Elsbeth Herzberg née Rosen

born in Treblin (Trzebielino) on May 9, 1912 – died in Berlin on April 18, 2013
Persecuted person
Elsbeth Rosen’s passport photo, around 1950.

Elsbeth Rosen and her family moved to Berlin-Charlottenburg in 1940, having had to give up their restaurant in Pomerania since they were Jewish. From July 1941 she performed forced labor for the Siemens & Halske company. On January 7, 1943, Rosen went underground after being warned. She approached the police sergeant Georg Bruns, who had fought in the First World War with her father, and asked him and his wife Elisabeth for help.

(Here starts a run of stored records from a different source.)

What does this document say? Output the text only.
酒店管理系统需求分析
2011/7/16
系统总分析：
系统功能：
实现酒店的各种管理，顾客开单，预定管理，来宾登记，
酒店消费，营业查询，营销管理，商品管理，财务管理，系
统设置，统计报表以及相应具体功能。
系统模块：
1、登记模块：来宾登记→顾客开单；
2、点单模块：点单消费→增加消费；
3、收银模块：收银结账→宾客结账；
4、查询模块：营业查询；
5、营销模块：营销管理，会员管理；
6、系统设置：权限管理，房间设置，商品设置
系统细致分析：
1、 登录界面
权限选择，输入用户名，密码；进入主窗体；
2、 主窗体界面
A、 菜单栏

The couple, who lived in Berlin-Steglitz with their two children, took her in and passed her off to strangers as a cousin of Georg Bruns whose papers had been destroyed in an air raid.

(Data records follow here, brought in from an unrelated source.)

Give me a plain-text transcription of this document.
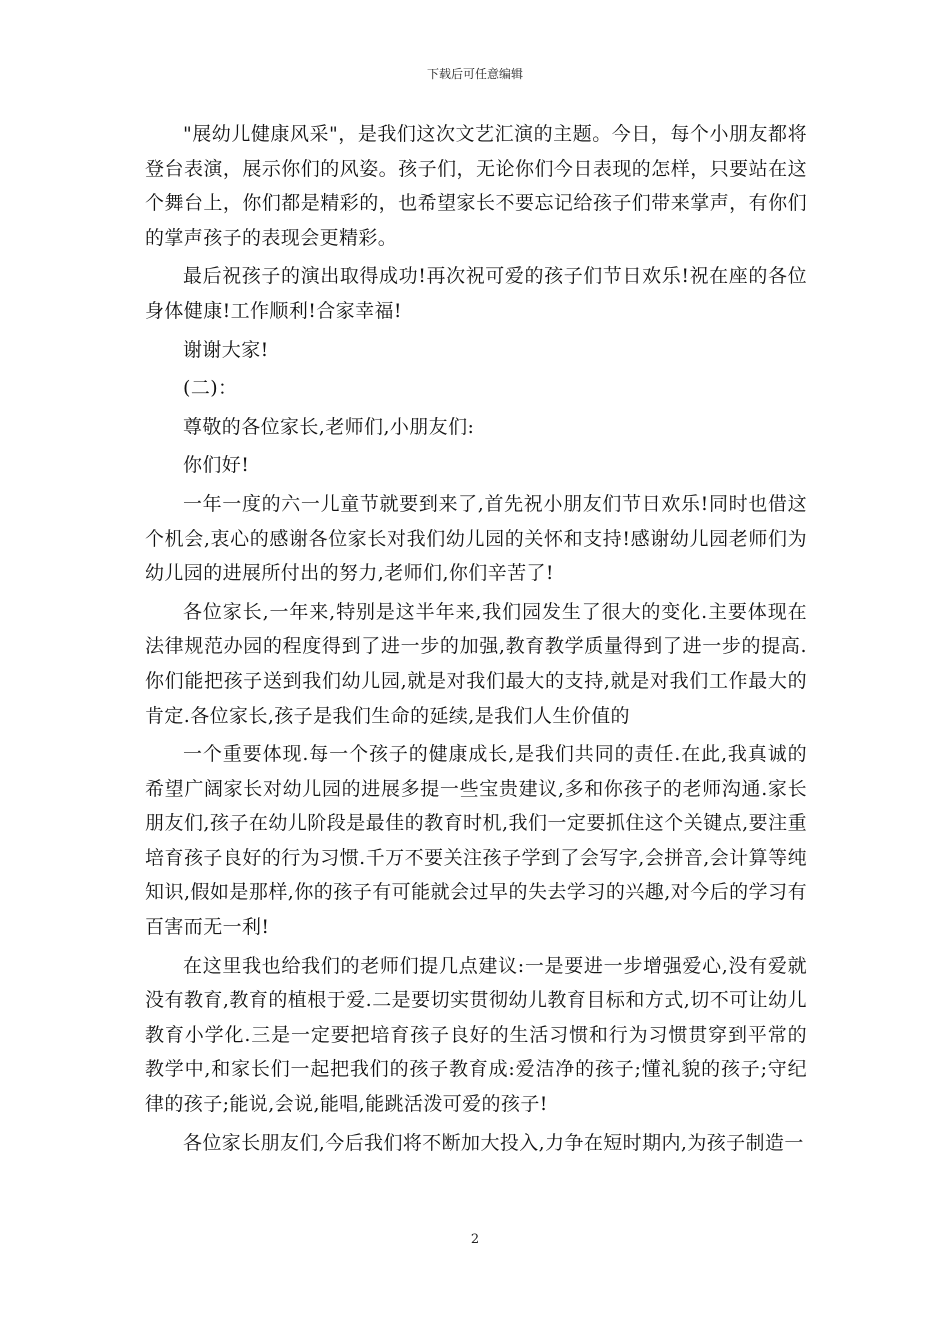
下载后可任意编辑

"展幼儿健康风采"，是我们这次文艺汇演的主题。今日，每个小朋友都将登台表演，展示你们的风姿。孩子们，无论你们今日表现的怎样，只要站在这个舞台上，你们都是精彩的，也希望家长不要忘记给孩子们带来掌声，有你们的掌声孩子的表现会更精彩。

最后祝孩子的演出取得成功!再次祝可爱的孩子们节日欢乐!祝在座的各位身体健康!工作顺利!合家幸福!

谢谢大家!

(二)：

尊敬的各位家长,老师们,小朋友们:

你们好!

一年一度的六一儿童节就要到来了,首先祝小朋友们节日欢乐!同时也借这个机会,衷心的感谢各位家长对我们幼儿园的关怀和支持!感谢幼儿园老师们为幼儿园的进展所付出的努力,老师们,你们辛苦了!

各位家长,一年来,特别是这半年来,我们园发生了很大的变化.主要体现在法律规范办园的程度得到了进一步的加强,教育教学质量得到了进一步的提高.你们能把孩子送到我们幼儿园,就是对我们最大的支持,就是对我们工作最大的肯定.各位家长,孩子是我们生命的延续,是我们人生价值的

一个重要体现.每一个孩子的健康成长,是我们共同的责任.在此,我真诚的希望广阔家长对幼儿园的进展多提一些宝贵建议,多和你孩子的老师沟通.家长朋友们,孩子在幼儿阶段是最佳的教育时机,我们一定要抓住这个关键点,要注重培育孩子良好的行为习惯.千万不要关注孩子学到了会写字,会拼音,会计算等纯知识,假如是那样,你的孩子有可能就会过早的失去学习的兴趣,对今后的学习有百害而无一利!

在这里我也给我们的老师们提几点建议:一是要进一步增强爱心,没有爱就没有教育,教育的植根于爱.二是要切实贯彻幼儿教育目标和方式,切不可让幼儿教育小学化.三是一定要把培育孩子良好的生活习惯和行为习惯贯穿到平常的教学中,和家长们一起把我们的孩子教育成:爱洁净的孩子;懂礼貌的孩子;守纪律的孩子;能说,会说,能唱,能跳活泼可爱的孩子!

各位家长朋友们,今后我们将不断加大投入,力争在短时期内,为孩子制造一

2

The Bruns family home was destroyed in an air raid on March 1, 1943. They found new quarters in Charlottenburg, taking Elsbeth Rosen with them. When this building was also hit by a bomb in November 1943, Elisabeth Bruns left Berlin with the children.
She left her employment record booklet for Elsbeth Rosen, who used it to register and obtain food ration cards. She lived in a furnished room with Georg Bruns until the end of the war. In 1959, Rosen’s engagement to Hans Herzberg, who had been deported to Auschwitz at the end of 1943, was posthumously legalized as a marriage.